Yes, the footnotes are helpful... but be careful with this. For at least two reasons:
1. They did not use the USB or NA27 as the text... the Greek text printed on the page is entirely the result of the authors'/editors' personal decision... 
2. In more than a few places, the authors opt for a Greek reading that differs from the USB or NA27... and they do not provide any rationale for their decision.

I'm not trying to necessarily discourage you from getting it... but I do want to encourage you to be careful. Perhaps read it with a NA27 alongside so that you can see the textual support for any variants you may encounter.


----------



## fredtgreco (Feb 6, 2006)

> _Originally posted by cultureshock_
> Thanks, Fred. Any recommendations for the Old Testament?
> 
> Brian



Unless you have a ton of experience, stay with something very simple like Joshua, 1 Kings or 2 Kings. You want narrative. Easy narrative.


----------



## doulosChristou (Feb 6, 2006)

> _Originally posted by cultureshock_
> Thanks, Fred. Any recommendations for the Old Testament?
> 
> Brian



http://www.dailyhebrew.com/

Also, if you can get your hands on a used copy of the out of print _Light on the Path: Daily Scripture Readings in Hebrew and Greek_ by Heinrich Bitzer, I highly recommend it. It has very short daily readings from OT and NT, with Hebrew helps for the OT readings. There's a similar book in print (_More Light on the Path_, I think is its title), but I can't vouch for the quality of it.


----------



## fredtgreco (Feb 6, 2006)

> _Originally posted by doulosChristou_
> 
> 
> > _Originally posted by cultureshock_
> ...



Now that I think of it, there is a nice little book that takes one through Ruth that we used in seminary here.
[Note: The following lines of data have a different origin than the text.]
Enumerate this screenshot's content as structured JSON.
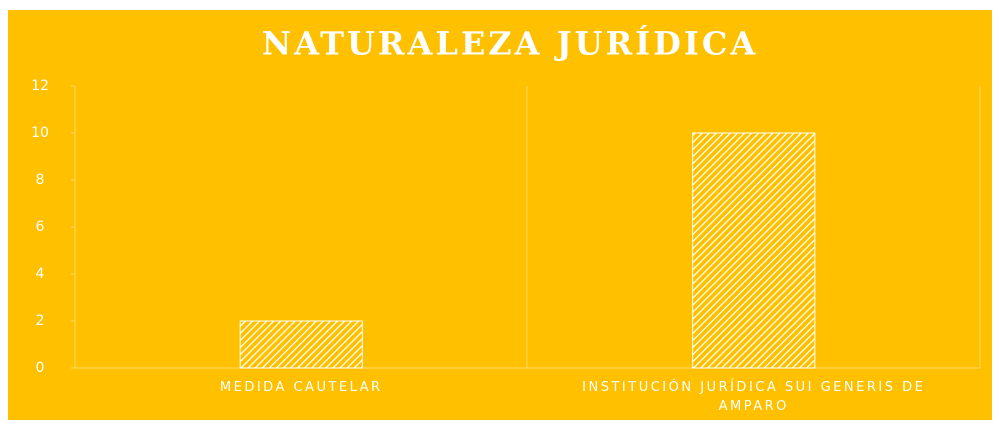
{
  "chart_data": {
    "type": "bar",
    "title": "NATURALEZA JURÍDICA",
    "categories": [
      "MEDIDA CAUTELAR",
      "INSTITUCIÓN JURÍDICA SUI GENERIS DE AMPARO"
    ],
    "values": [
      2,
      10
    ],
    "color": "#ffffff",
    "ylim": [
      0,
      12
    ],
    "yticks": [
      0,
      2,
      4,
      6,
      8,
      10,
      12
    ],
    "grid": false
  }
}
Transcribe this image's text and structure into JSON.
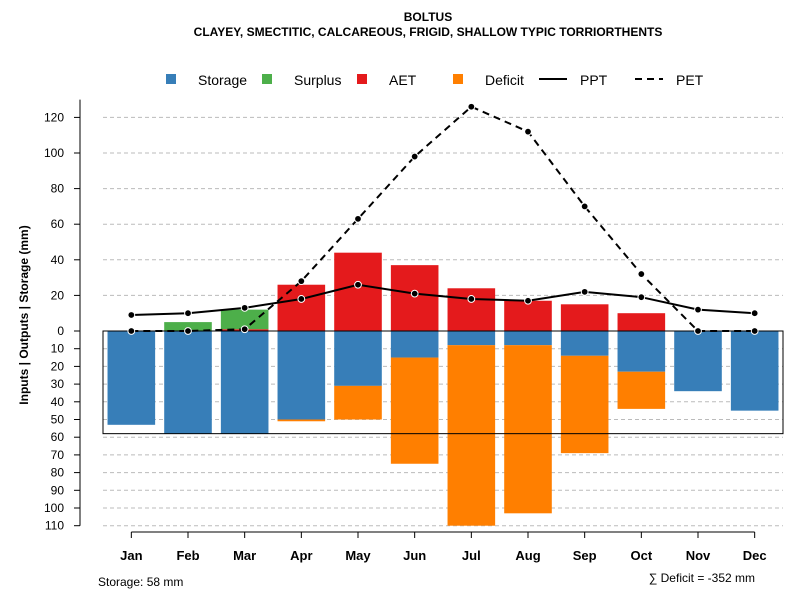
{
  "chart_data": {
    "type": "bar",
    "title": "BOLTUS",
    "subtitle": "CLAYEY, SMECTITIC, CALCAREOUS, FRIGID, SHALLOW TYPIC TORRIORTHENTS",
    "ylabel": "Inputs | Outputs | Storage    (mm)",
    "categories": [
      "Jan",
      "Feb",
      "Mar",
      "Apr",
      "May",
      "Jun",
      "Jul",
      "Aug",
      "Sep",
      "Oct",
      "Nov",
      "Dec"
    ],
    "ylim": [
      -110,
      130
    ],
    "yticks_top": [
      0,
      20,
      40,
      60,
      80,
      100,
      120
    ],
    "yticks_bottom": [
      10,
      20,
      30,
      40,
      50,
      60,
      70,
      80,
      90,
      100,
      110
    ],
    "storage_capacity": 58,
    "legend": {
      "storage": "Storage",
      "surplus": "Surplus",
      "aet": "AET",
      "deficit": "Deficit",
      "ppt": "PPT",
      "pet": "PET"
    },
    "colors": {
      "storage": "#377EB8",
      "surplus": "#4DAF4A",
      "aet": "#E41A1C",
      "deficit": "#FF7F00",
      "ppt": "#000000",
      "pet": "#000000",
      "grid": "#bbbbbb"
    },
    "series": {
      "storage": [
        53,
        58,
        58,
        50,
        31,
        15,
        8,
        8,
        14,
        23,
        34,
        45
      ],
      "deficit": [
        0,
        0,
        0,
        1,
        19,
        60,
        102,
        95,
        55,
        21,
        0,
        0
      ],
      "aet": [
        0,
        0,
        1,
        26,
        44,
        37,
        24,
        17,
        15,
        10,
        0,
        0
      ],
      "surplus": [
        0,
        5,
        11,
        0,
        0,
        0,
        0,
        0,
        0,
        0,
        0,
        0
      ],
      "ppt": [
        9,
        10,
        13,
        18,
        26,
        21,
        18,
        17,
        22,
        19,
        12,
        10
      ],
      "pet": [
        0,
        0,
        1,
        28,
        63,
        98,
        126,
        112,
        70,
        32,
        0,
        0
      ]
    },
    "footer_storage": "Storage: 58 mm",
    "footer_deficit": "∑ Deficit = -352 mm"
  }
}
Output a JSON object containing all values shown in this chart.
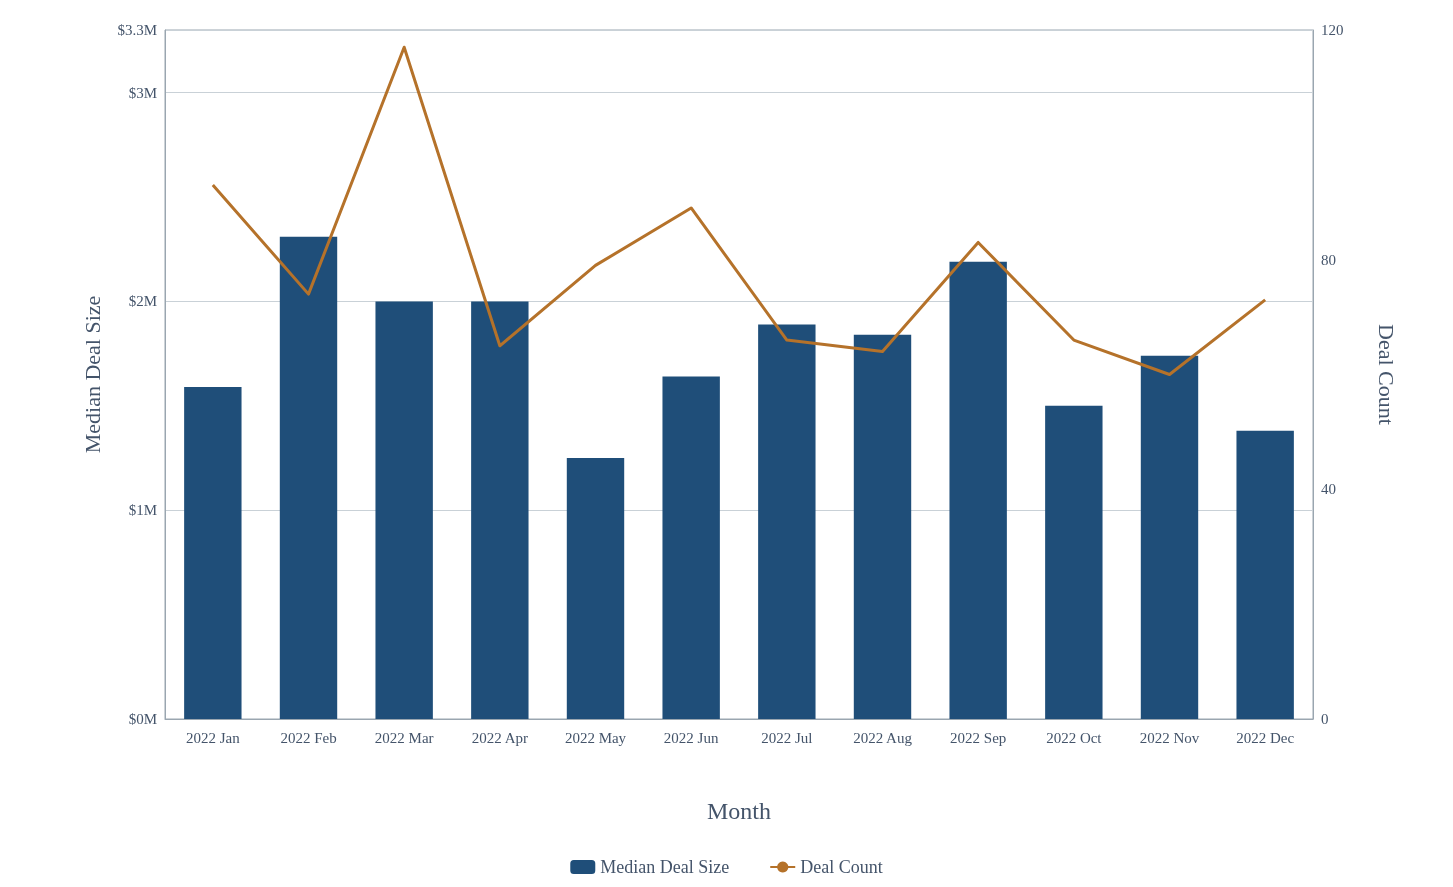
{
  "chart_data": {
    "type": "bar",
    "xlabel": "Month",
    "ylabel": "Median Deal Size",
    "y2label": "Deal Count",
    "categories": [
      "2022 Jan",
      "2022 Feb",
      "2022 Mar",
      "2022 Apr",
      "2022 May",
      "2022 Jun",
      "2022 Jul",
      "2022 Aug",
      "2022 Sep",
      "2022 Oct",
      "2022 Nov",
      "2022 Dec"
    ],
    "series": [
      {
        "name": "Median Deal Size",
        "color": "#1f4e79",
        "values": [
          1.59,
          2.31,
          2.0,
          2.0,
          1.25,
          1.64,
          1.89,
          1.84,
          2.19,
          1.5,
          1.74,
          1.38
        ]
      },
      {
        "name": "Deal Count",
        "type": "line",
        "axis": "y2",
        "color": "#b5722a",
        "values": [
          93,
          74,
          117,
          65,
          79,
          89,
          66,
          64,
          83,
          66,
          60,
          73
        ]
      }
    ],
    "ylim": [
      0,
      3.3
    ],
    "yticks": [
      {
        "value": 0,
        "label": "$0M"
      },
      {
        "value": 1,
        "label": "$1M"
      },
      {
        "value": 2,
        "label": "$2M"
      },
      {
        "value": 3,
        "label": "$3M"
      },
      {
        "value": 3.3,
        "label": "$3.3M"
      }
    ],
    "y2lim": [
      0,
      120
    ],
    "y2ticks": [
      0,
      40,
      80,
      120
    ],
    "grid": "y",
    "legend": "bottom",
    "marker": "none",
    "line_style": "solid"
  }
}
It has grammatical helps and footnotes. Very useful.


----------



## doulosChristou (Feb 6, 2006)

> _Originally posted by fredtgreco_
> 
> 
> Now that I think of it, there is a nice little book that takes one through Ruth that we used in seminary here. It has grammatical helps and footnotes. Very useful.
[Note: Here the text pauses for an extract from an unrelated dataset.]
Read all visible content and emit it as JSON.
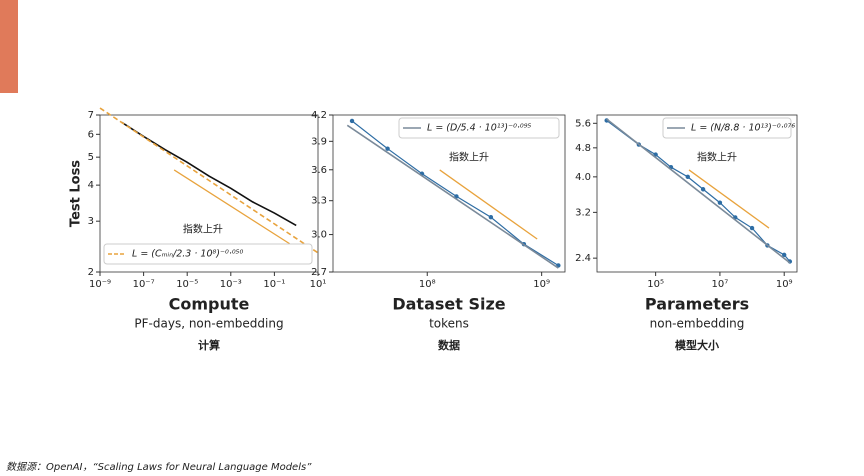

Yes! By Donald Vance. I forgot about that little gem.


----------



## fredtgreco (Feb 6, 2006)

> _Originally posted by doulosChristou_
> 
> 
> > _Originally posted by fredtgreco_
> ...



Thanks for saving me a search later for the author!

And thanks for the website!


----------



## VictorBravo (Feb 7, 2006)

> _Originally posted by doulosChristou_
> 
> http://www.dailyhebrew.com/
> 
> Also, if you can get your hands on a used copy of the out of print _Light on the Path: Daily Scripture Readings in Hebrew and Greek_ by Heinrich Bitzer, I highly recommend it. It has very short daily readings from OT and NT, with Hebrew helps for the OT readings. There's a similar book in print (_More Light on the Path_, I think is its title), but I can't vouch for the quality of it.



Yes, thank you much. I'm delighted to hear about these.

Vic


----------



## cultureshock (Feb 9, 2006)

I picked up "More Light on the Path" from the library here at the seminary. It has just one or two verses from each Testament, and they are arranged topically. For example, the first day covers the topic of the beginning, including Gen. 1:1-2 and John 1:1-2. There is also a little English devotional to go with it. So far it seems good! This is a great idea!

Brian


----------